Figure 1: Overview of the unification framework. During training, the AIRL discriminator is used to learn a PRM, optimizing the policy with both dense rewards from AIRL and outcome rewards from GRPO. At test time, the trained policy and PRM jointly guide downstream search algorithms.

Experimental Results

The experiments conducted on eight benchmarks across mathematics, scientific reasoning, and code generation show that this unified approach significantly enhances model performance by 9% on average compared to the base model. Furthermore, when integrated into various search algorithms, the PRM consistently outperforms all baseline PRMs trained with labeled data.

Figure 2: Average performance of four PRMs applied to four generative LLMs using Best-of-N with 64 rollouts on AIME2024, AMC, and MATH500. The AIRL-S-PRM consistently delivers the highest test-time search performance.

Implementation Details

Training Process

The RL training process involves using AIRL to learn a step-wise PRM directly from correct reasoning traces.
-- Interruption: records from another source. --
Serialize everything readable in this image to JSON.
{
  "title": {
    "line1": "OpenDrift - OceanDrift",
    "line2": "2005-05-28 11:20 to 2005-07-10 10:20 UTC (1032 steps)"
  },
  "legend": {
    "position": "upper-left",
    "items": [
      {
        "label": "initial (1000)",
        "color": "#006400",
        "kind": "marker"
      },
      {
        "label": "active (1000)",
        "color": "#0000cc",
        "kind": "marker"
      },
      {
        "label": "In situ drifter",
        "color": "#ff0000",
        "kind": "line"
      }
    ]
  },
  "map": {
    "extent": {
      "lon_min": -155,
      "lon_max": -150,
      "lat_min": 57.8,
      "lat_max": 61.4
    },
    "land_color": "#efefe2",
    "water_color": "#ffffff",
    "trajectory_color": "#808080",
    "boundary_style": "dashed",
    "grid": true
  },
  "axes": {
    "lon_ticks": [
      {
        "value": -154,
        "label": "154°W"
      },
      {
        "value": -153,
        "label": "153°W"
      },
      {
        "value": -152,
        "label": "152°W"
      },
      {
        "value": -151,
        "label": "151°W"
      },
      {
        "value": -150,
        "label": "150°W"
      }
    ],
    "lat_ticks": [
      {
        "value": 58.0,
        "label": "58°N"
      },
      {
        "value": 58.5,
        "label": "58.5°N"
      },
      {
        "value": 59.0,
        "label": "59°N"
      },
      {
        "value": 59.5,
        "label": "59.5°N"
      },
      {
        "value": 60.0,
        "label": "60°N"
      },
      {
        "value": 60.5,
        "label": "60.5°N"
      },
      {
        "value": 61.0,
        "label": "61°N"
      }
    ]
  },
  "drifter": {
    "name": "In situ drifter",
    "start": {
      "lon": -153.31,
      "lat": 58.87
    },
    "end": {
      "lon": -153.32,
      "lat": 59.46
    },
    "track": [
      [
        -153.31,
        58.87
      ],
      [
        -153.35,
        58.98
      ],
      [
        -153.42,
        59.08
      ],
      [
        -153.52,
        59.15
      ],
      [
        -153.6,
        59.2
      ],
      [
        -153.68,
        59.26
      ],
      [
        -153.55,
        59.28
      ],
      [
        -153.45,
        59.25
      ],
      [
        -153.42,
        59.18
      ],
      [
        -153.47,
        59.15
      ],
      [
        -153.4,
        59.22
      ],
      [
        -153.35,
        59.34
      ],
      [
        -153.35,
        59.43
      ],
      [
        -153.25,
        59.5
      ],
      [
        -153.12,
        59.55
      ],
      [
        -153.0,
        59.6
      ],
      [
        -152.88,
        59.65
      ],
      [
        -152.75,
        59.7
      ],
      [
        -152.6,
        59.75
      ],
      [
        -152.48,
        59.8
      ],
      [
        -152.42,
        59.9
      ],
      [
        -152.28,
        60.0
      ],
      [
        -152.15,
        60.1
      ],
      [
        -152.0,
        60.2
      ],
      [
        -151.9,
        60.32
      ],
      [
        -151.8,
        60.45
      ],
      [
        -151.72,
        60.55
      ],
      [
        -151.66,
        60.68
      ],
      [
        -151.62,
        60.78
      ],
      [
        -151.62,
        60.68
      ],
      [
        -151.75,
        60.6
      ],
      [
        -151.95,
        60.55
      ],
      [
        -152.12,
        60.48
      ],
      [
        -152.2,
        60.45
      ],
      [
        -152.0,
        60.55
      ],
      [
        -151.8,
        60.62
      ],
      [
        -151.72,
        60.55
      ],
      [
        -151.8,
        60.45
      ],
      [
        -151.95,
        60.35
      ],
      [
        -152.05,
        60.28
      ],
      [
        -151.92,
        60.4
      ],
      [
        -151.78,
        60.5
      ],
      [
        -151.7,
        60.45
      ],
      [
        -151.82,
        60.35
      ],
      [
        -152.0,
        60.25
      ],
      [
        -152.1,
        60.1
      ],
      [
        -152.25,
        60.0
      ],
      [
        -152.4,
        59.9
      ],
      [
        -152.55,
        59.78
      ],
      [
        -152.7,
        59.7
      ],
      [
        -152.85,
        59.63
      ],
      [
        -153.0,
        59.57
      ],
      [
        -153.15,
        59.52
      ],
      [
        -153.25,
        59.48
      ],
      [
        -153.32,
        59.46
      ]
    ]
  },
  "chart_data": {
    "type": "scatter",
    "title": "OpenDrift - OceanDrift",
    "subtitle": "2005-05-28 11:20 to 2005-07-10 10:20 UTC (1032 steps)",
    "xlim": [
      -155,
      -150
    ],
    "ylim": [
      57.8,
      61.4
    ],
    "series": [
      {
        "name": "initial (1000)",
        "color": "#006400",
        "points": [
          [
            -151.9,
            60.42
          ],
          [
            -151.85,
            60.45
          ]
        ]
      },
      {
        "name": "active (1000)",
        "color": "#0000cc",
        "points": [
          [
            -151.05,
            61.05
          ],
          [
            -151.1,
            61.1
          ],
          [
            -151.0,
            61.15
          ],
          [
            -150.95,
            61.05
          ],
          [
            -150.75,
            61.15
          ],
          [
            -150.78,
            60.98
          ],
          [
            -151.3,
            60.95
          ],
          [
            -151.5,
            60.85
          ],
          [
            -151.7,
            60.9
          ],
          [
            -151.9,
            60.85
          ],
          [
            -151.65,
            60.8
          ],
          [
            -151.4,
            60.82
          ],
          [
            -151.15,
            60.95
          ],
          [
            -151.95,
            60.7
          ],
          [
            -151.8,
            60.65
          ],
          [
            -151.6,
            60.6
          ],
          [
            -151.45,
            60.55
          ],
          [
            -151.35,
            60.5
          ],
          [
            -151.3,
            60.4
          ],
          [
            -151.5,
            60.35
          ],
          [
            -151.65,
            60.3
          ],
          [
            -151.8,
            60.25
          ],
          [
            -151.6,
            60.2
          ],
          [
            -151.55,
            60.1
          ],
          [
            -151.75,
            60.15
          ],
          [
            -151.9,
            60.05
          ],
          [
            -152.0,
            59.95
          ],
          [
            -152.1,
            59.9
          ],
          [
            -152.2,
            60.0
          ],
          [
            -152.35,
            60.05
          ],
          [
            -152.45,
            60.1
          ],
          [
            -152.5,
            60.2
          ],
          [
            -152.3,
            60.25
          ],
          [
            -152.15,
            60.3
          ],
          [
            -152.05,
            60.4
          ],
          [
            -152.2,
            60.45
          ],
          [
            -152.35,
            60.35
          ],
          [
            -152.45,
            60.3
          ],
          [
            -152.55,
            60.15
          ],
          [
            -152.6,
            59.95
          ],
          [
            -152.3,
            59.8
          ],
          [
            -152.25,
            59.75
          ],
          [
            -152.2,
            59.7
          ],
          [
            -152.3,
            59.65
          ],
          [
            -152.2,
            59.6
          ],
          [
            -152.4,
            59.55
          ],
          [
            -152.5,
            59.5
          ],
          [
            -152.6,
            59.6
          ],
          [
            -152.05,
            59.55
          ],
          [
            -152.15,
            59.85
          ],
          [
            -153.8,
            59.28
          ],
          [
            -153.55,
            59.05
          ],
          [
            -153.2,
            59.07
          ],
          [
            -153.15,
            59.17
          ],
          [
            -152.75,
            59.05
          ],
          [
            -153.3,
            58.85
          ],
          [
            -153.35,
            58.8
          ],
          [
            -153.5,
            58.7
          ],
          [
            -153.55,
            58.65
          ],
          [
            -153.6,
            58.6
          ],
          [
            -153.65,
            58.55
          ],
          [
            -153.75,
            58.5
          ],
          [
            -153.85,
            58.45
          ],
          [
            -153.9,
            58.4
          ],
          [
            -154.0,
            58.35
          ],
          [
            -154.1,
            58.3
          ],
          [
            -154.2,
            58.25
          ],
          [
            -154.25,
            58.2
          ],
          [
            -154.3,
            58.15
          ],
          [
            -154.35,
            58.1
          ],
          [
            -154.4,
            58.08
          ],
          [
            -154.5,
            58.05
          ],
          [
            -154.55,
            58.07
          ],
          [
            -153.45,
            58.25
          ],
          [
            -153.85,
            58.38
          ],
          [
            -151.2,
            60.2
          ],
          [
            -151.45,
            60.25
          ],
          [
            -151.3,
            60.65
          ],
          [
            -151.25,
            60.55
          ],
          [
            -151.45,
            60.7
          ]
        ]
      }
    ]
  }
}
This eliminates the need for labeled intermediate process data, thereby mitigating costs and avoiding reward hacking risks associated with static PRMs. The policy model is updated using a combination of objectives derived from AIRL and GRPO.

Test-Time Search

At inference, the PRM extends the logic chaining ability of the policy model by guiding search processes such as Monte Carlo Tree Search (MCTS), beam search, and Best-of-N sampling. This is achieved through a framework that applies the learned PRM for real-time decision-making in extending reasoning chains.

Figure 3: Comparison of test-time search performance with the PRM applied to MCTS, Beam Search, and Best-of-N across varying rollout counts. The PRM consistently improves performance for all search techniques.

Implications and Future Work

The implications of this work extend to several areas:

Scientific and Educational Tools: The integrated framework can serve as a foundation for developing advanced educational AI tools and scientific computing platforms, lowering barriers to access in under-resourced regions.
Software Development: In software engineering, incorporating such models could lead to more efficient and reliable code generation systems.
Future Research Directions: Expanding this unification framework to other architectures and broader datasets could address scalability and generalization, potentially paving the way for more robust AI systems.

Conclusion

This paper establishes a novel unification of RL-based and search-based TTS methodologies, demonstrating practical improvements in LLM performance across diverse reasoning tasks. By repurposing the RL-derived reward function as a versatile PRM, the approach not only enhances inference capabilities but also reduces the reliance on costly labeled datasets, thus offering a cost-efficient and scalable solution for TTS in LLMs. Future work could explore scalability aspects and test the approach on more diverse architectures and applications.